The new e-shoppers will prefer simple conversations to website interfaces. With more app installs for WhatsApp than for Amazon or Flipkart, semi-urban India is already well primed for something like ‘WhatsApp for Business,’ or simply referred to as WhatsApp Commerce which facilitates catalogs, customer engagement, checkout, and payments, all via chat.

  • Omnichannel Experiences

Consumers will shop on different devices, from different locations, online and offline. Tying it all together will be extremely important to identify, analyze, and influence purchases. eCommerce players will need to use cross-channel integration platforms like Customer Data Platforms (CDPs) to unify data across email, mobile, digital wallets and in-store POS systems.

  • Artificial Intelligence (AI) and Augmented Reality (AR)
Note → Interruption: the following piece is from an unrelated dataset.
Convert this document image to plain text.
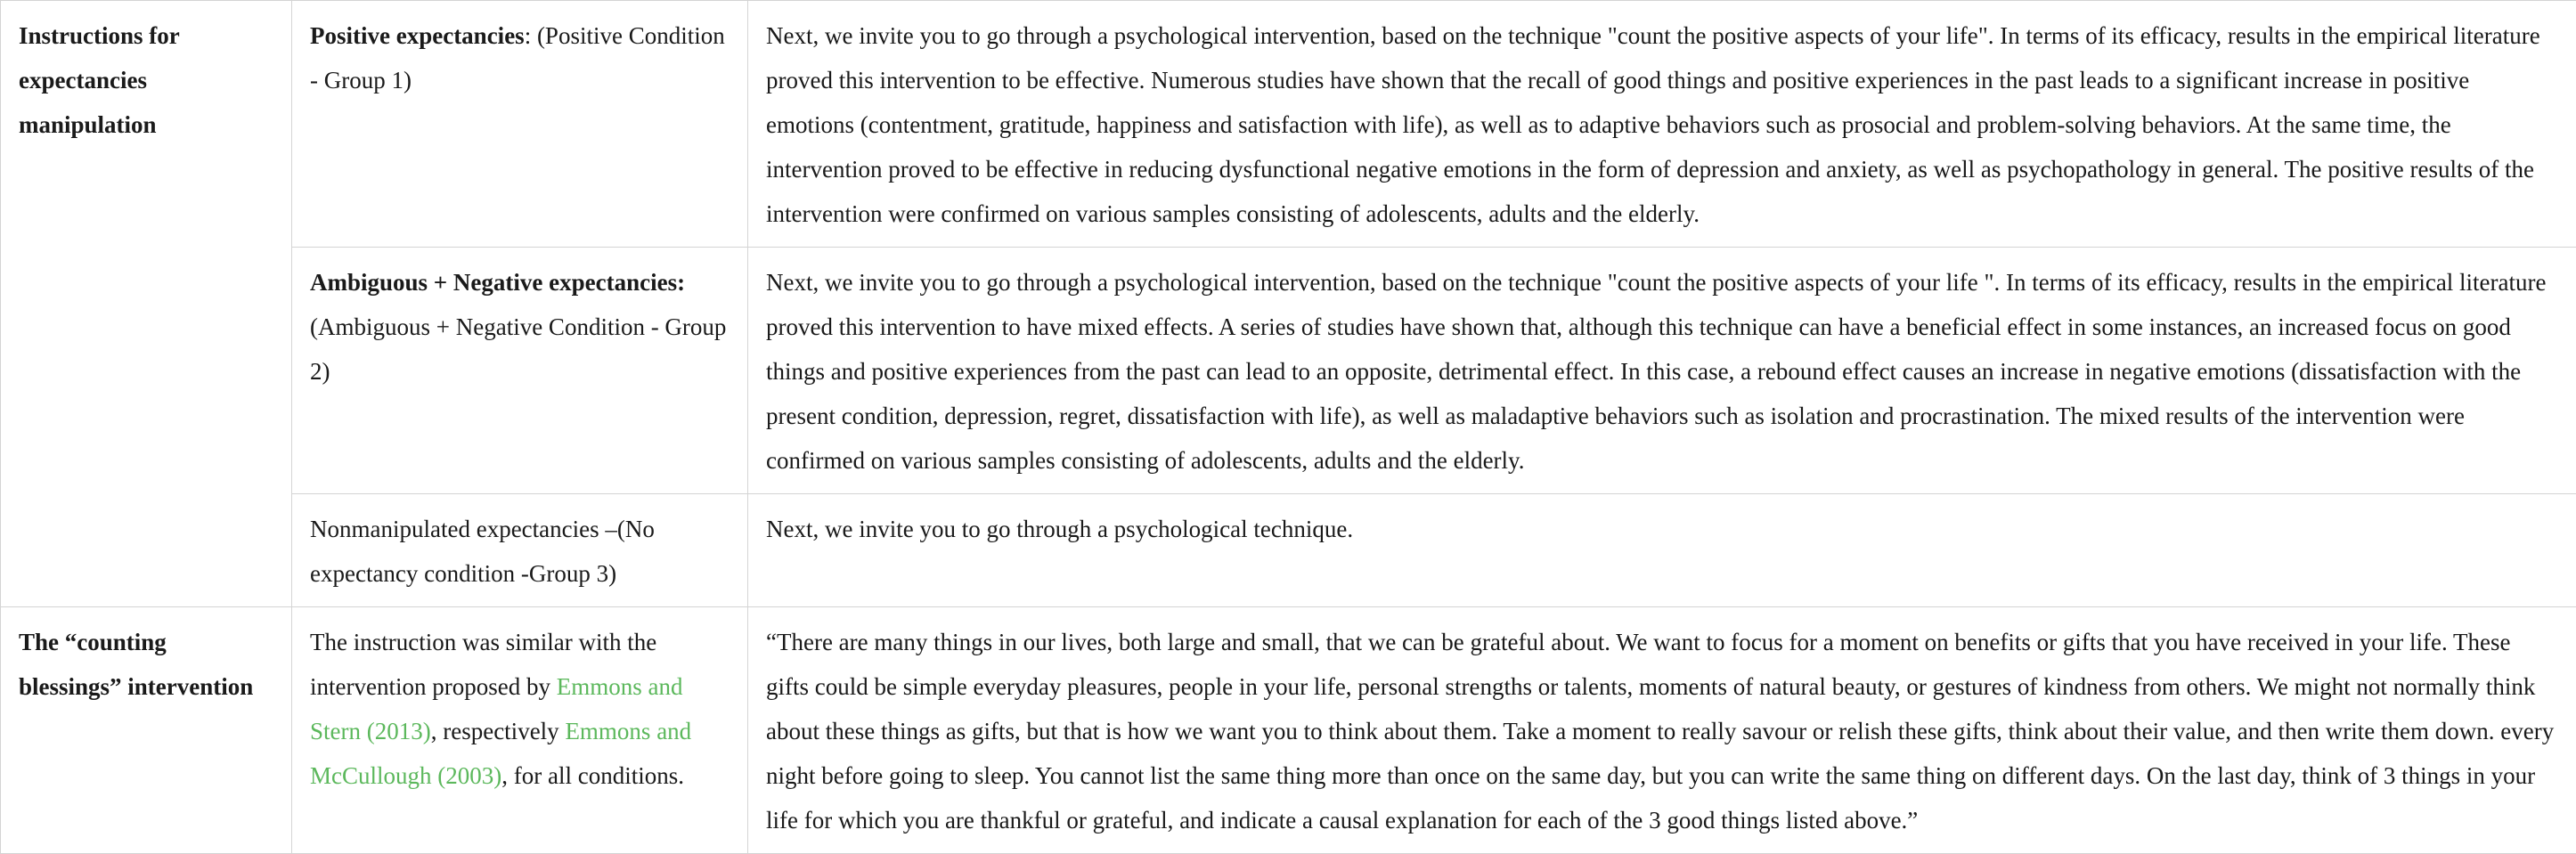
Instructions for expectancies manipulation	Positive expectancies: (Positive Condition - Group 1)	Next, we invite you to go through a psychological intervention, based on the technique "count the positive aspects of your life". In terms of its efficacy, results in the empirical literature proved this intervention to be effective. Numerous studies have shown that the recall of good things and positive experiences in the past leads to a significant increase in positive emotions (contentment, gratitude, happiness and satisfaction with life), as well as to adaptive behaviors such as prosocial and problem-solving behaviors. At the same time, the intervention proved to be effective in reducing dysfunctional negative emotions in the form of depression and anxiety, as well as psychopathology in general. The positive results of the intervention were confirmed on various samples consisting of adolescents, adults and the elderly.
	Ambiguous + Negative expectancies: (Ambiguous + Negative Condition - Group 2)	Next, we invite you to go through a psychological intervention, based on the technique "count the positive aspects of your life ". In terms of its efficacy, results in the empirical literature proved this intervention to have mixed effects. A series of studies have shown that, although this technique can have a beneficial effect in some instances, an increased focus on good things and positive experiences from the past can lead to an opposite, detrimental effect. In this case, a rebound effect causes an increase in negative emotions (dissatisfaction with the present condition, depression, regret, dissatisfaction with life), as well as maladaptive behaviors such as isolation and procrastination. The mixed results of the intervention were confirmed on various samples consisting of adolescents, adults and the elderly.
	Nonmanipulated expectancies –(No expectancy condition -Group 3)	Next, we invite you to go through a psychological technique.
The “counting blessings” intervention	The instruction was similar with the intervention proposed by Emmons and Stern (2013), respectively Emmons and McCullough (2003), for all conditions.	“There are many things in our lives, both large and small, that we can be grateful about. We want to focus for a moment on benefits or gifts that you have received in your life. These gifts could be simple everyday pleasures, people in your life, personal strengths or talents, moments of natural beauty, or gestures of kindness from others. We might not normally think about these things as gifts, but that is how we want you to think about them. Take a moment to really savour or relish these gifts, think about their value, and then write them down. every night before going to sleep. You cannot list the same thing more than once on the same day, but you can write the same thing on different days. On the last day, think of 3 things in your life for which you are thankful or grateful, and indicate a causal explanation for each of the 3 good things listed above.”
Adopting AI and AR will remove various eCommerce limitations. AI will enable chatbot based commerce over apps like Facebook Messenger, using Natural Language Processing; AR will digitize the brick-and-mortar experience for enhanced sensorial appeal and seamless data capture.

  • Direct-to-Consumer

Getting your own website ‘eCommerce ready’ by investing in ecommerce platforms will be necessary. It will help reduce dependency on marketplaces like Amazon and Flipkart to enable transactions. You will not only increase your bottom-line but also get complete ownership of your shopper conversion cycle and access to rich consumer data.

  • Mobile First

To bridge the app-browser divide and integrate mobile in their digital strategy from the very first steps, eCommerce brands can utilize Progressive Web Apps to offer app-like experience and even send push notifications via mobile browsers. This will be critical for a country like India where the majority of smartphone users own a mid-segment device which has limitations in terms of memory and storage.

  • Last Mile Deliveries

Amazon’s drone-based delivery and DMart’s ‘Pick up Points’ are both inspired by the need for on-time, hassle-free product delivery. Similarly, brands may need to automate their logistics and partner with hyper-local courier services to walk that extra mile for every consumer. 

To sum it all up, we would like to conclude with this thought: When the bad times are over, good times will come. Prepare yourself, enhance your capabilities!